>> Friday, September 10, 2010
Please read the follow-up review.
Having recently read on NaturalNews.com that Mike Adams was changing his "best juicer" recommendation to the Hurom Slow Juicer, we decided to give it a shot and ponied up the money for the hefty price tag it carries. When we bought it, it was about $350.
Before ordering it and when we first received it in the mail, I was worried about how difficult it would be to clean. That's one of my primary concerns about a juicer; if it's a pain in the butt to clean up then eventually you get tired of using it. I am happy to say that despite having more separate pieces than the average centrifugal juicer, it's not really that much harder to clean at all. I don't really even know if there's any real additional minutes worth of cleanup; the hardest part of the Hurom to clean is the mesh basket - just like a centrifugal juicer. Unlike a centrifugal juicer, there is actually far LESS mesh to worry about, so you're not scrubbing as much as you normally would. After the mesh basket, the pulp dispenser tube is the next hardest to clean and it usually requires the use of the included toothbrush/pick tool - and it's a fairly quick clean, too. For the most part, you're really just rinsing off the pieces and that's it. Cleanup definitely will not dissuade me from using this one!
The Hurom is much more quiet than other juicers, in my experience. I suppose that's not a crucial selling point, but it's certainly nice. The machine gets its name from this aspect, from what I can tell. The "slowness" is because it only turns at 80 RPM and is thus quieter - but it produces juice just as quickly as any other juicer.
I'm very impressed with how much juice the Hurom puts out - and that makes the higher price tag quite worth it. With our previous juicers, my wife and I would often gather the ejected pulp and send it through the spinner again to get more juice out (and it did make a difference) but now... the pulp the Hurom puts out is practically completely dry. Amazing - and kudos to you, Hurom.

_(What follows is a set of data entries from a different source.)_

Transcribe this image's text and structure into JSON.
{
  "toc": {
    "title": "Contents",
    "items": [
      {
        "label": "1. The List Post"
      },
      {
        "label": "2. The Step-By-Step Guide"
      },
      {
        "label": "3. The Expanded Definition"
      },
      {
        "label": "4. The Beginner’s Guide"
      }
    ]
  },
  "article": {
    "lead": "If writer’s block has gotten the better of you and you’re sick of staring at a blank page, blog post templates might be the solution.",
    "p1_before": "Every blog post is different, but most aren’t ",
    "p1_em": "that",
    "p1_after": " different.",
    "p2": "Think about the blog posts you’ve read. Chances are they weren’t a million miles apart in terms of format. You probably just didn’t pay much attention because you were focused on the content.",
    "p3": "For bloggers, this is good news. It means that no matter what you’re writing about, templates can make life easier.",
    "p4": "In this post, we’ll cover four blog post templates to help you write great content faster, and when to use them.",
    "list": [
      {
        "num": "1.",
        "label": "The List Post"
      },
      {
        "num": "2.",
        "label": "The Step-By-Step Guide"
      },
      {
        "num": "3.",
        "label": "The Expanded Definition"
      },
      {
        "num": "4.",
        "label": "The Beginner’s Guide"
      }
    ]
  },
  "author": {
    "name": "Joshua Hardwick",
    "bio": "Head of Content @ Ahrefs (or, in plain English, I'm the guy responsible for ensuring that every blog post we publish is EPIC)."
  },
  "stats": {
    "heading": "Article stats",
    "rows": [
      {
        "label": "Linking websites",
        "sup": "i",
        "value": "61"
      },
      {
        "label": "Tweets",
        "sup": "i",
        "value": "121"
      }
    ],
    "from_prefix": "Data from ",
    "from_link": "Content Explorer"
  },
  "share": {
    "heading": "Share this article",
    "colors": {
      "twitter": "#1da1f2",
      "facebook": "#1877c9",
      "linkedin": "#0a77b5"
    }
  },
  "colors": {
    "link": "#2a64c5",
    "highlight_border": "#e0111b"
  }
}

Image via WikipediaBuying the Hurom actually saved me about $100, too, because prior to this I was also considering buying a separate machine for making almond milk. Usually I make almond milk by sending soaked almonds through the Vitamix and then going through the tedious process of filtering it through a pressing bag. It took a long time. However, the Hurom has the excellent advantage of also being able to create nut (and soy, although I don't recommend it) milks and press them automatically. The end-product IS a very slightly bit more gritty than if I were to use the pressing bag, but it's well within tolerable limits and I love the time saved.
There are a few negative aspects. Putting your foods to be juiced into the machine is a little more difficult because the tube you put them in is a small one AND the instructions say that hard vegetables such as carrots need to be chopped into small pieces before adding. Everything other negative aspect of this machine is very small. There ARE more pieces as I mentioned before. It's a heavy machine, but I don't really see that as a negative aspect. It's supposed to have less foam for juices and it does, but not by much. I've also found that greens should be ripped or chopped as well as hard vegetables because if you don't they turn into string which makes it a little harder to clean. Overall, these downsides do NOT make any kind of impact on my joy of using it.
I love it SO much more than the old centrifugals!